6.     The Act increases the maximum fines for money laundering and terrorism financing offences committed by entities. This will allow the Courts the discretion to impose fines that better commensurate with the value of the property/proceeds of crime involved, for greater deterrence.


  • For money laundering offences under the CDSA, the maximum fines will be increased from $1 million to the higher of: a) $1 million or b) twice the value of the property involved or the benefits of drugs dealing/criminal conduct.

 

  • For terrorism financing offences under the TSOFA, the maximum fines will be similarly increased from $1 million to the higher of: (a) $1 million or (b) twice the value of the property involved or services rendered for terrorism financing.

 

7.     The maximum penalties for the following offences under the CDSA will be raised for greater deterrence:


  • For failing to file a Suspicious Transaction Report (STR) with the Suspicious Transaction Reporting Office (STRO) of the Commercial Affairs Department when one has reason to suspect that a property is linked to a drug dealing or serious offence: raised from a fine of $20,000 to (a) a fine of $250,000 and three years’ imprisonment for individuals, and (b) a fine of $500,000 for entities.

 

  • For tipping off another person of a CDSA-related investigation or an STR filed with the STRO: raised from a fine of $30,000 to (a) a fine of $250,000 and three years’ imprisonment for individuals, and (b) a fine of $250,000 for entities.    

 

8.     The amended CDSA also provides for a wider range of penalties for breaches of Singapore’s cross-border cash reporting requirements.

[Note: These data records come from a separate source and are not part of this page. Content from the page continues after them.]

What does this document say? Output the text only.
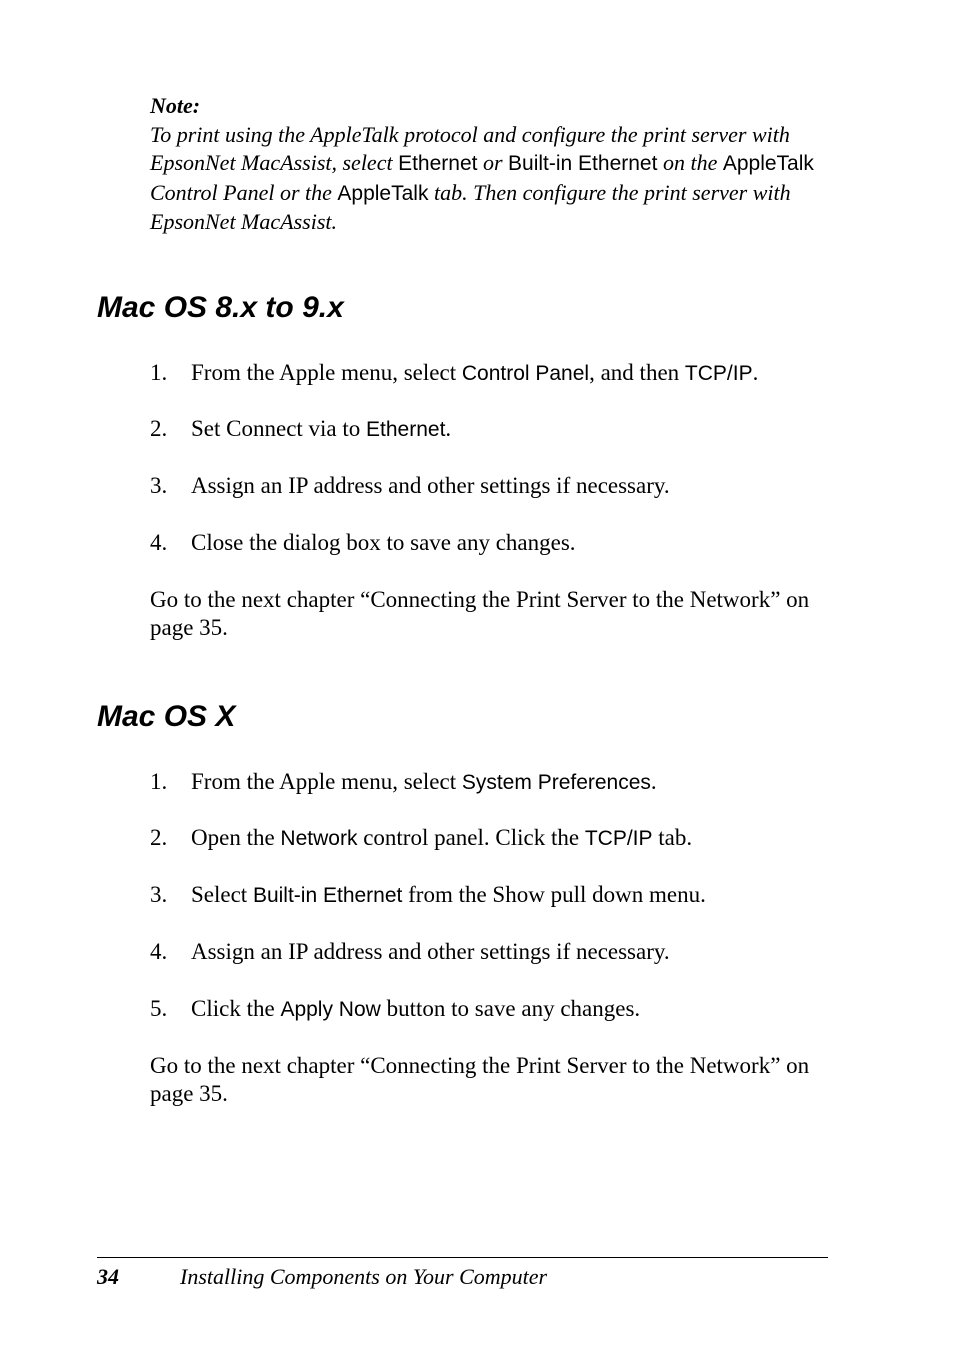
Note:
To print using the AppleTalk protocol and configure the print server with EpsonNet MacAssist, select Ethernet or Built-in Ethernet on the AppleTalk Control Panel or the AppleTalk tab. Then configure the print server with EpsonNet MacAssist.
Mac OS 8.x to 9.x
1. From the Apple menu, select Control Panel, and then TCP/IP.
2. Set Connect via to Ethernet.
3. Assign an IP address and other settings if necessary.
4. Close the dialog box to save any changes.
Go to the next chapter “Connecting the Print Server to the Network” on page 35.
Mac OS X
1. From the Apple menu, select System Preferences.
2. Open the Network control panel. Click the TCP/IP tab.
3. Select Built-in Ethernet from the Show pull down menu.
4. Assign an IP address and other settings if necessary.
5. Click the Apply Now button to save any changes.
Go to the next chapter “Connecting the Print Server to the Network” on page 35.
34	Installing Components on Your Computer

For an individual who has brought into, or out of Singapore more than $20,000 of cash and bearer negotiable instruments, but failed to report to the Immigration officer, the Police will have powers to compound the offence and offer composition fines of up to $20,000. The Courts can also order the confiscation of any undeclared amount above $20,000, on conviction.

 

(c) Facilitate Sharing of Financial Intelligence with Jurisdictions under International Arrangement

 

9.     With the amendments to the CDSA, the STRO will be able to exchange financial intelligence with more than 150 Financial Intelligence Units (FIUs) of overseas jurisdictions which have endorsed the Egmont Charter and Principles for Information Exchange, which is an international arrangement to enhance cooperation between FIUs.